Parmi les conseils juridiques dont l’État dispose, les directions des affaires juridiques des administrations centrales assistent les ministres au plus près de la conception et de la mise en œuvre de l’action ministérielle. Le plus souvent intégrées aux secrétariats généraux des ministères, elles exercent « une fonction de conseil, d’expertise et d’assistance » au profit des ministres, des administrations centrales et des services déconcentrés placés sous leur autorité ainsi que des établissements publics dont ils assurent la tutelle.
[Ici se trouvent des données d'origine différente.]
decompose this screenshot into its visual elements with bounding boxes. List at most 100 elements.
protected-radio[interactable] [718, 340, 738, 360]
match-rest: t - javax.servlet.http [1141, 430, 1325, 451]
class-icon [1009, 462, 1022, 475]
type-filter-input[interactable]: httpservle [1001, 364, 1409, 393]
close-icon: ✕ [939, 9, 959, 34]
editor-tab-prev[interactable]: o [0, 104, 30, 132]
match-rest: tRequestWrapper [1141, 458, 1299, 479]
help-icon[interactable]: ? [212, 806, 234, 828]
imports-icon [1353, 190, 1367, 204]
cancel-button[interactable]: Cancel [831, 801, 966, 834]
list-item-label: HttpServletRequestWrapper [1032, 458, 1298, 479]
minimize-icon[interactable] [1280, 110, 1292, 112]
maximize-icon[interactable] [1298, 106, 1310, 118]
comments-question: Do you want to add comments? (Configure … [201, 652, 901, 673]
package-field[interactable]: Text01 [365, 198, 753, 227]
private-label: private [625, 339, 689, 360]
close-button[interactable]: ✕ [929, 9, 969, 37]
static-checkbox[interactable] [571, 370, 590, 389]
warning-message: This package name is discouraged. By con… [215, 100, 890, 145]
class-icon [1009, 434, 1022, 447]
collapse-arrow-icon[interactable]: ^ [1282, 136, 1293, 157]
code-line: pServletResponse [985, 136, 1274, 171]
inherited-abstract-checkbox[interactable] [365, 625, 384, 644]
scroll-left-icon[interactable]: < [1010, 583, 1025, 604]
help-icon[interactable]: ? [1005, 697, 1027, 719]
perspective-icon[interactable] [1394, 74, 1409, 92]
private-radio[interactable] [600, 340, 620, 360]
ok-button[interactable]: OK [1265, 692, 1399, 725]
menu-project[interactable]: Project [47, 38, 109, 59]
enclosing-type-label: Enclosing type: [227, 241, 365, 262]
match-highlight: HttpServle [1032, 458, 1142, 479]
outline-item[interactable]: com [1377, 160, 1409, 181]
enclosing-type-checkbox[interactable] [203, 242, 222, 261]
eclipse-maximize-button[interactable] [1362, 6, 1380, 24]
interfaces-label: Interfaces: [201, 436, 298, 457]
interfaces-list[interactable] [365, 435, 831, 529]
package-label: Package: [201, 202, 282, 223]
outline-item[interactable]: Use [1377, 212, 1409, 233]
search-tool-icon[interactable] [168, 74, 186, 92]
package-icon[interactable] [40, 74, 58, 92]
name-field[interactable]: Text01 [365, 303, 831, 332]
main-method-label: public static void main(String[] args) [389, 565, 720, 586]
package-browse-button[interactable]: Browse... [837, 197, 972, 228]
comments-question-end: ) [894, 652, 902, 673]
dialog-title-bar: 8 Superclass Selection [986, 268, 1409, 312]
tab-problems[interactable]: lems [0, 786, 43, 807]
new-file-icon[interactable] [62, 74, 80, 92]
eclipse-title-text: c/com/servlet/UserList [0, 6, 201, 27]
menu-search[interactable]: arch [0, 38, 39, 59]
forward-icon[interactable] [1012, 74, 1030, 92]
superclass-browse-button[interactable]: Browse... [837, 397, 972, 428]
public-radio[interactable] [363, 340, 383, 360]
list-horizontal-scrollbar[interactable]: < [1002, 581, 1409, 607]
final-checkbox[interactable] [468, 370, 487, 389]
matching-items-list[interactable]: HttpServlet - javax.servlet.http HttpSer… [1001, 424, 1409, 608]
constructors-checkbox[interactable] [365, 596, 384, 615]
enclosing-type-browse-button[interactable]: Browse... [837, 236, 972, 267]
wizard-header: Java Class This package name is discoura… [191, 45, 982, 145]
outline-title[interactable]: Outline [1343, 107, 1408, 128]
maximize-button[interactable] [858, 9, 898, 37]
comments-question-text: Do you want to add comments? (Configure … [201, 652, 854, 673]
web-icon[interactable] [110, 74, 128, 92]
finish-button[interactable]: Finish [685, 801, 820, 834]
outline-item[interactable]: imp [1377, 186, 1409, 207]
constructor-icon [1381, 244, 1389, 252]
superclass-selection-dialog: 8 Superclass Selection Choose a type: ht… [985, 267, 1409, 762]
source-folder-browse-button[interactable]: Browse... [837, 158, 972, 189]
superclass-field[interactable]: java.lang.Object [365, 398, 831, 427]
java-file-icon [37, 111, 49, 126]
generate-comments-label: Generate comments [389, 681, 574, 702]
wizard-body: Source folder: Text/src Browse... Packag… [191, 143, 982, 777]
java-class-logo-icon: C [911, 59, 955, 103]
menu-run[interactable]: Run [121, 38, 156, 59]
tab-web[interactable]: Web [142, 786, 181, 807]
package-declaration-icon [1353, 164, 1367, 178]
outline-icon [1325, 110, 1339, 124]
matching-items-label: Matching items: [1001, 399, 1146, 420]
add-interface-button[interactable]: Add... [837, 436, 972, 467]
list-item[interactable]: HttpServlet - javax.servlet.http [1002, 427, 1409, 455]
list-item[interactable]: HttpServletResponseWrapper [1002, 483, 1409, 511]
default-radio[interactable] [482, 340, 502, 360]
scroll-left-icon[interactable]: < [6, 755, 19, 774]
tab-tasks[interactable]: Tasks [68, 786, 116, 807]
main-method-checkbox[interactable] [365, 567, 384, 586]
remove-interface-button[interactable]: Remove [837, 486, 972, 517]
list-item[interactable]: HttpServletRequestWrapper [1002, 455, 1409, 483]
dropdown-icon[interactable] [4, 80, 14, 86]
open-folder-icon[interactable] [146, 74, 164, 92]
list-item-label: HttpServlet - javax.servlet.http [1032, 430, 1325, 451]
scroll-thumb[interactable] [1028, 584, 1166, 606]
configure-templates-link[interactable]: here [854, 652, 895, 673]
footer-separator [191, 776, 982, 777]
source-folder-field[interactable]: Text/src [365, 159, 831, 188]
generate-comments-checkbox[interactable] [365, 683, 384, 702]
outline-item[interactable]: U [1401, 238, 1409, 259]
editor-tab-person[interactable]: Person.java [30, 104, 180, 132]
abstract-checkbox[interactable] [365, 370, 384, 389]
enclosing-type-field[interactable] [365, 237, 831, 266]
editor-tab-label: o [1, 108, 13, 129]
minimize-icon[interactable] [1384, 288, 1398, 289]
Cette expertise juridique interne, accompagnant le quotidien des ministères, se trouve moins commentée que celle des conseils extérieurs auxquels l’État peut faire appel. À la lecture de leurs attributions, les directions des affaires juridiques apparaissent pourtant comme des acteurs incontournables de l’activité juridique ministérielle et gouvernementale. Les textes d’organisation des administrations centrales prévoient pêle-mêle qu’elles participent à l’élaboration des projets de textes réglementaires et législatifs et veillent à la qualité de la réglementation, qu’elles concourent aux travaux de codification, qu’elles représentent les ministres devant les juridictions, qu’elles assurent le suivi de la préparation des mesures d’application des lois et de transposition des directives, mais aussi qu’elles veillent à la diffusion des connaissances juridiques et contribuent au développement des compétences en la matière au sein des ministères…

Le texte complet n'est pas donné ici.